Точка зрения западной философииИ тогда Бог создал Мужчину и Женщину.
И из этого мы понимаем,
Что любой образ, если он не сочетает в себе мужское и женское —
Этот образ не верен и не высок.
Зохар[331]Ричард Тарнас, по мнению ряда авторитетных экспертов, написал «самую интеллектуальную историю западной мысли» из всех написанных с 700 года н. э. до нашего времени. Этот автор полагает, что есть два уровня, на которых и произойдет новая интеграция. Один из них — мета-повествовательный («истинная история позади всех историй»). Второй — баланс общества между мужским и женским началом.

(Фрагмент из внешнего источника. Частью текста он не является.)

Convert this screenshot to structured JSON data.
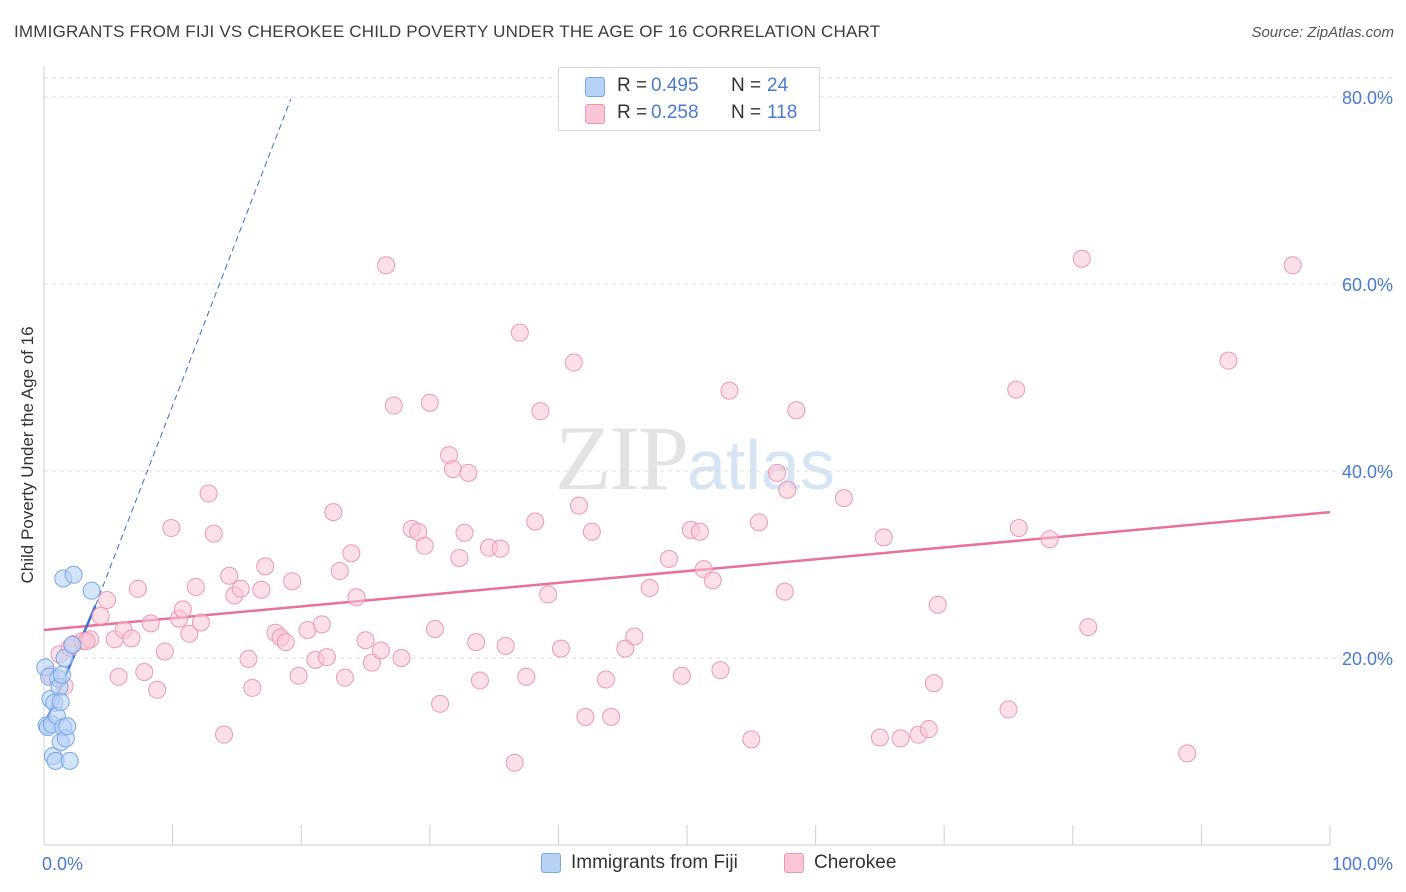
{
  "header": {
    "title": "IMMIGRANTS FROM FIJI VS CHEROKEE CHILD POVERTY UNDER THE AGE OF 16 CORRELATION CHART",
    "source": "Source: ZipAtlas.com"
  },
  "watermark": {
    "zip": "ZIP",
    "atlas": "atlas"
  },
  "legend": {
    "rows": [
      {
        "r_label": "R =",
        "r_value": "0.495",
        "n_label": "N =",
        "n_value": "24"
      },
      {
        "r_label": "R =",
        "r_value": "0.258",
        "n_label": "N =",
        "n_value": "118"
      }
    ]
  },
  "bottom_legend": {
    "fiji": "Immigrants from Fiji",
    "cherokee": "Cherokee"
  },
  "axes": {
    "ylabel": "Child Poverty Under the Age of 16",
    "x_min_label": "0.0%",
    "x_max_label": "100.0%",
    "y_ticks": [
      "80.0%",
      "60.0%",
      "40.0%",
      "20.0%"
    ]
  },
  "colors": {
    "fiji_fill": "#b8d2f5",
    "fiji_stroke": "#7aa7e6",
    "fiji_line": "#3a6fd0",
    "cherokee_fill": "#f9c6d6",
    "cherokee_stroke": "#ec98b5",
    "cherokee_line": "#e8709b",
    "grid": "#dcdcdc",
    "tick_text": "#4a7bd0"
  },
  "chart_data": {
    "type": "scatter",
    "title": "IMMIGRANTS FROM FIJI VS CHEROKEE CHILD POVERTY UNDER THE AGE OF 16 CORRELATION CHART",
    "xlabel": "",
    "ylabel": "Child Poverty Under the Age of 16",
    "xlim": [
      0,
      100
    ],
    "ylim": [
      0,
      80
    ],
    "y_ticks": [
      20,
      40,
      60,
      80
    ],
    "grid": true,
    "legend_position": "top-center",
    "series": [
      {
        "name": "Immigrants from Fiji",
        "r": 0.495,
        "n": 24,
        "trend": {
          "x": [
            0,
            4
          ],
          "y": [
            12.7,
            25.6
          ]
        },
        "trend_extended": {
          "x": [
            4,
            19.2
          ],
          "y": [
            25.6,
            79.8
          ]
        },
        "points": [
          [
            0.1,
            19.0
          ],
          [
            0.2,
            12.8
          ],
          [
            0.3,
            12.6
          ],
          [
            0.4,
            18.0
          ],
          [
            0.5,
            15.6
          ],
          [
            0.6,
            12.9
          ],
          [
            0.7,
            9.5
          ],
          [
            0.8,
            15.2
          ],
          [
            0.9,
            9.0
          ],
          [
            1.0,
            13.8
          ],
          [
            1.1,
            17.8
          ],
          [
            1.2,
            16.9
          ],
          [
            1.3,
            11.0
          ],
          [
            1.3,
            15.3
          ],
          [
            1.4,
            18.2
          ],
          [
            1.5,
            12.6
          ],
          [
            1.5,
            28.5
          ],
          [
            1.6,
            20.0
          ],
          [
            1.7,
            11.4
          ],
          [
            1.8,
            12.7
          ],
          [
            2.0,
            9.0
          ],
          [
            2.2,
            21.4
          ],
          [
            2.3,
            28.9
          ],
          [
            3.7,
            27.2
          ]
        ]
      },
      {
        "name": "Cherokee",
        "r": 0.258,
        "n": 118,
        "trend": {
          "x": [
            0,
            100
          ],
          "y": [
            23.0,
            35.6
          ]
        },
        "points": [
          [
            0.5,
            18.2
          ],
          [
            1.2,
            20.4
          ],
          [
            1.6,
            17.0
          ],
          [
            2.0,
            21.1
          ],
          [
            2.3,
            21.5
          ],
          [
            3.0,
            21.8
          ],
          [
            3.6,
            22.0
          ],
          [
            4.4,
            24.5
          ],
          [
            4.9,
            26.2
          ],
          [
            5.5,
            22.0
          ],
          [
            5.8,
            18.0
          ],
          [
            6.2,
            23.0
          ],
          [
            6.8,
            22.1
          ],
          [
            7.3,
            27.4
          ],
          [
            7.8,
            18.5
          ],
          [
            8.3,
            23.7
          ],
          [
            8.8,
            16.6
          ],
          [
            9.4,
            20.7
          ],
          [
            9.9,
            33.9
          ],
          [
            10.5,
            24.2
          ],
          [
            10.8,
            25.2
          ],
          [
            11.3,
            22.6
          ],
          [
            11.8,
            27.6
          ],
          [
            12.2,
            23.8
          ],
          [
            12.8,
            37.6
          ],
          [
            13.2,
            33.3
          ],
          [
            14.0,
            11.8
          ],
          [
            14.4,
            28.8
          ],
          [
            14.8,
            26.7
          ],
          [
            15.3,
            27.4
          ],
          [
            15.9,
            19.9
          ],
          [
            16.2,
            16.8
          ],
          [
            16.9,
            27.3
          ],
          [
            17.2,
            29.8
          ],
          [
            18.0,
            22.7
          ],
          [
            18.4,
            22.2
          ],
          [
            18.8,
            21.7
          ],
          [
            19.3,
            28.2
          ],
          [
            19.8,
            18.1
          ],
          [
            20.5,
            23.0
          ],
          [
            21.1,
            19.8
          ],
          [
            21.6,
            23.6
          ],
          [
            22.0,
            20.1
          ],
          [
            22.5,
            35.6
          ],
          [
            23.0,
            29.3
          ],
          [
            23.4,
            17.9
          ],
          [
            23.9,
            31.2
          ],
          [
            24.3,
            26.5
          ],
          [
            25.0,
            21.9
          ],
          [
            25.5,
            19.5
          ],
          [
            26.2,
            20.8
          ],
          [
            26.6,
            62.0
          ],
          [
            27.2,
            47.0
          ],
          [
            27.8,
            20.0
          ],
          [
            28.6,
            33.8
          ],
          [
            29.1,
            33.5
          ],
          [
            29.6,
            32.0
          ],
          [
            30.0,
            47.3
          ],
          [
            30.4,
            23.1
          ],
          [
            30.8,
            15.1
          ],
          [
            31.5,
            41.7
          ],
          [
            31.8,
            40.2
          ],
          [
            32.3,
            30.7
          ],
          [
            32.7,
            33.4
          ],
          [
            33.0,
            39.8
          ],
          [
            33.6,
            21.7
          ],
          [
            33.9,
            17.6
          ],
          [
            34.6,
            31.8
          ],
          [
            35.5,
            31.7
          ],
          [
            35.9,
            21.3
          ],
          [
            36.6,
            8.8
          ],
          [
            37.0,
            54.8
          ],
          [
            37.5,
            18.0
          ],
          [
            38.2,
            34.6
          ],
          [
            38.6,
            46.4
          ],
          [
            39.2,
            26.8
          ],
          [
            40.2,
            21.0
          ],
          [
            41.2,
            51.6
          ],
          [
            41.6,
            36.3
          ],
          [
            42.1,
            13.7
          ],
          [
            42.6,
            33.5
          ],
          [
            43.7,
            17.7
          ],
          [
            44.1,
            13.7
          ],
          [
            45.2,
            21.0
          ],
          [
            45.9,
            22.3
          ],
          [
            47.1,
            27.5
          ],
          [
            48.6,
            30.6
          ],
          [
            49.6,
            18.1
          ],
          [
            50.3,
            33.7
          ],
          [
            51.0,
            33.5
          ],
          [
            51.3,
            29.5
          ],
          [
            52.0,
            28.3
          ],
          [
            52.6,
            18.7
          ],
          [
            53.3,
            48.6
          ],
          [
            55.0,
            11.3
          ],
          [
            55.6,
            34.5
          ],
          [
            57.0,
            39.8
          ],
          [
            57.6,
            27.1
          ],
          [
            57.8,
            38.0
          ],
          [
            58.5,
            46.5
          ],
          [
            62.2,
            37.1
          ],
          [
            65.0,
            11.5
          ],
          [
            65.3,
            32.9
          ],
          [
            66.6,
            11.4
          ],
          [
            68.0,
            11.8
          ],
          [
            68.8,
            12.4
          ],
          [
            69.2,
            17.3
          ],
          [
            69.5,
            25.7
          ],
          [
            75.0,
            14.5
          ],
          [
            75.6,
            48.7
          ],
          [
            75.8,
            33.9
          ],
          [
            78.2,
            32.7
          ],
          [
            80.7,
            62.7
          ],
          [
            81.2,
            23.3
          ],
          [
            88.9,
            9.8
          ],
          [
            92.1,
            51.8
          ],
          [
            97.1,
            62.0
          ],
          [
            3.3,
            21.8
          ]
        ]
      }
    ]
  }
}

Мета-повествовательный уровень сегодня. Согласно Тарнасу[332], есть два главных мифа, составляющих мета-повествование в современном западном мире. Суть здесь в том, что одна истинная «большая история» скрыта под другими историями, которые мы рассказываем о себе и о мире.
Первая из них видит человеческую эволюцию как героический поход к прогрессу. Человечество движется от примитивного состояния, от «невежества, ограниченности и скудости», в «будущее» с его «гигантским увеличением знаний, свободой и благосостоянием». В современной версии этого прометеева проекта при помощи науки, технологии и личностно-ориентированной демократии все становится возможным.
Вторая история — удар под дых первой, описание того же самого процесса, но с другим знаком. Это мета-повествование рисует эволюцию упадка. Началась беда около 150 лет назад, как только слово «прогресс» стало популярным[333], а люди затеяли растаскивать «священную» реальность и те ее ценности, которые традиционно считались священными, по кускам. Современная версия истории «упадка» включает в себя утрату смысла, души и неизбежные экологические потрясения.